With demerger of the fashion retail business housed under Madura Garments into Pantaloons Fashion and Retail, shareholders of ABNL will receive 26 shares in PFRL for every five they hold in the company. The exercise, with the exception of the More hypermarket format, brings the retail business of the Aditya Birla Group under one entity, simplifying the retail holding structure. This move is in line with the sectoral trend of a consolidation. Bharti Retail and Future Value Retail are also merging, to achieve scale.
There are multiple benefits for the combined Birla group entity. First, size. After acquiring Pantaloons and with organic expansion, the company’s footprint has increased from a million sq ft in FY10 to 4.8 mn in FY15. This includes the 134 stores and outlets of Pantaloons and 1,735 exclusive business outlets of Madura Garments.
Currently, the combined entity, to be named Aditya Birla Fashion & Retail (ABFRL), is expected to end FY15 with a turnover of Rs 5,400 crore, with operating earnings of Rs 511 crore and an operating profit margin of about 9.5 per cent. The company is expected to gain from scale benefits in sourcing, avoid duplication in real estate assets, improve the supply chain and have a common information technology backbone.
After the restructuring, the company has said it would invest Rs 450-500 crore annually for the next three years, to add 250-300 Madura Garments stores and 25-30 of Pantaloons.
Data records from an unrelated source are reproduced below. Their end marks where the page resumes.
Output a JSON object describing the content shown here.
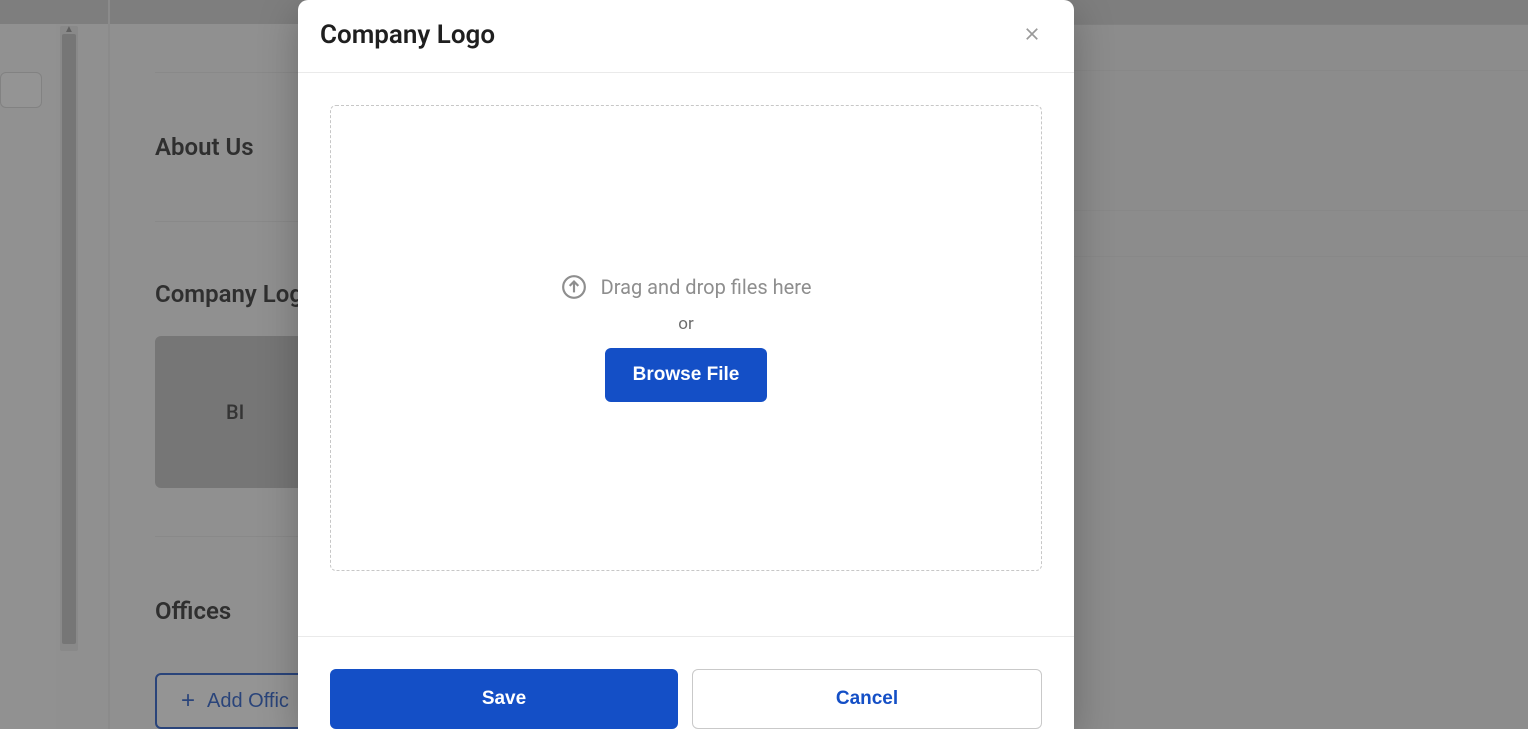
{
  "background": {
    "sections": {
      "about_us": "About Us",
      "company_logo": "Company Logo",
      "offices": "Offices"
    },
    "logo_placeholder_text": "BI",
    "add_office_label": "Add Offic"
  },
  "modal": {
    "title": "Company Logo",
    "close_icon": "close-icon",
    "dropzone": {
      "upload_icon": "upload-arrow-icon",
      "drag_text": "Drag and drop files here",
      "or_text": "or",
      "browse_label": "Browse File"
    },
    "footer": {
      "save_label": "Save",
      "cancel_label": "Cancel"
    }
  }
}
While Pantaloons makes a loss, part of the funding could come from Madura, which had generated Rs 325 crore of pre-tax free cash flow in FY14. The long-term growth drivers for the branded business remain — rising disposable incomes, urbanisation, a rising share of organised retail and more working women. How the combined entity is able to capture the synergies and whether it translates into improvement in profitability is the key to sustaining the share prices.
There is value for investors in Aditya Birla Nuvo, too. The Street will now give better valuations to businesses which were earlier getting a substantial discount, given the complicated structure, leading to lack of clarity in capital allocation and risk exposure. Shareholders now have the option of directly investing in the retail businesses, rather than in a conglomerate (telecom stake, financial services and manufacturing that includes insulators, fertilisers, etc). The holding company discount, earlier pegged at 75 per cent, is likely to come down to 25 per cent, according to analysts at Morgan Stanley. The key value-unlocking proposal the Street will look at could be the listing of various verticals under its financials business.